For Yale, it was another disappointing loss to end a disappointing season.
One of Yale’s (3-5, 1-6 Ivy) better efforts of the 2001 campaign was not enough to stop the unbeaten Crimson (9-0, 7-0). The loss left the Elis tied with Dartmouth for last place in the league, their worst finish since 1997, when they went winless in conference play. The win gave Harvard its first undefeated, untied season since 1913 and first Ancient Eight crown since 1997.

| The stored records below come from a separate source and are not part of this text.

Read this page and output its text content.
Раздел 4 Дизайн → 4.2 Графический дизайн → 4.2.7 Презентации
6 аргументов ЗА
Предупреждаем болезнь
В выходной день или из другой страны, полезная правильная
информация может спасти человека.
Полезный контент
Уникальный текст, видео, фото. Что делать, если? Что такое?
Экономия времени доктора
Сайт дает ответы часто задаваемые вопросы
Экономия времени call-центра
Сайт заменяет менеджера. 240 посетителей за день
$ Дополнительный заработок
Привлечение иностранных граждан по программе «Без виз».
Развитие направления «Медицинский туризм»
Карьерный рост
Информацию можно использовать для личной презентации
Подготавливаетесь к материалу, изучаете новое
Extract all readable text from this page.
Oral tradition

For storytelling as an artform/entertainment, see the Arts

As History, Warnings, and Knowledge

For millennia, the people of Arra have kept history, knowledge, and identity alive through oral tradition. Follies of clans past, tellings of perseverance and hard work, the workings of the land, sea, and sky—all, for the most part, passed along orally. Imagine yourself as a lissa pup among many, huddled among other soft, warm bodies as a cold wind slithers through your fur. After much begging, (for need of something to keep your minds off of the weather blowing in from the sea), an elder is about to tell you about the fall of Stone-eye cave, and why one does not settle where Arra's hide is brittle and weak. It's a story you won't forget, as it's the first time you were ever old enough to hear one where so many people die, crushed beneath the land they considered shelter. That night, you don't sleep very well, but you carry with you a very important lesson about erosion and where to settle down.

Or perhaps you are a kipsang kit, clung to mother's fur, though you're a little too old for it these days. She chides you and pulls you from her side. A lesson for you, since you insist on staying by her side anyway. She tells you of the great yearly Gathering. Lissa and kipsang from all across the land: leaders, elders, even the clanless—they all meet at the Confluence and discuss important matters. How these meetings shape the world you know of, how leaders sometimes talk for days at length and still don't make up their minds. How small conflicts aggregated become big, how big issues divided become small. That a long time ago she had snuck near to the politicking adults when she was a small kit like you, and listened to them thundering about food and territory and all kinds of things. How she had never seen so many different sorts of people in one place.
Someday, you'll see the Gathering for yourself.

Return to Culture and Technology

“We lost to a better team,” said Eli captain Tim Penna ’02, at the same time lamenting his last game in Yale Blue. “For us seniors, we are not going to be able to strap on pads together again.”
Trailing 22-10 at the half, the Bulldogs received the kickoff to start the third quarter and put together a 73-yard touchdown drive to get back in the game. A 26-yard T.J. Hyland ’02 pass over the middle to Nate Lawrie ’04 and three Hyland rushes for 23 yards got the Elis into scoring position. Jay Schulze ’03 then barreled into the end zone for a touchdown to narrow the deficit to 22-17.
Still trailing by 5 points, the Eli defense came up with a seemingly key stop, as Harvard brought on its punt team for the first time of the afternoon with fourth-and-five from the 50-yard line. But the snap went to Crimson linebacker Dante Balestracci who broke up the right side for 6 yards before pitching the ball to punter Adam Kingston. Kingston turned on the jets before the Eli defense finally brought him down at the Yale 8-yard line. Three plays later, Harvard had a touchdown and a 28-17 lead. The two-point conversion failed.
“We did what we thought we had to do,” head coach Jack Siedlecki said. “The big thing was when we got back within a score, they answered.”
The Crimson also answered on the defensive side. On Yale’s ensuing drive, it looked like the Bulldogs were ready to strike back. On first down from the Yale 48-yard line, Hyland ran down the left side to get to the Harvard 42-yard line, but Crimson defender Kyle Sims hit Hyland from behind, jarring the ball loose. Harvard defensive back Willie Alford was there to pounce on the ball and squash another Yale opportunity.
The final blow came midway through the fourth quarter. After the Bulldogs again pulled within 5 with a 15-yard touchdown from Hyland to P.J. Collins ’04, the Crimson responded with nine-play, 75-yard touchdown drive. The Harvard record-setting duo of quarterback Neil Rose and wide receiver Carl Morris hooked up on a 16-yard touchdown with 6:55 to play and gave Harvard a 35-23 lead that put the game out of reach.
“I don’t think it’s really set in,” Harvard defender Andy Fried said after he and his fellow seniors beat Yale for the first time in their four tries to wind up the Crimson’s first perfect campaign in 89 years. “Maybe at our 20-year reunion, we’ll understand it then.”
Hyland completed 24 passes out of 37 attempts for 273 yards and two touchdowns while rushing for 171 yards on 32 carries. Collins caught both of Hyland’s scoring strikes for the first two touchdowns of his career.
Rose finished the day 20 for 36 for 277 yards passing while accounting for all of Harvard’s scoring — four passing touchdowns and one rushing score. Running back Josh Staph gained 100 yards on 20 carries for the Crimson.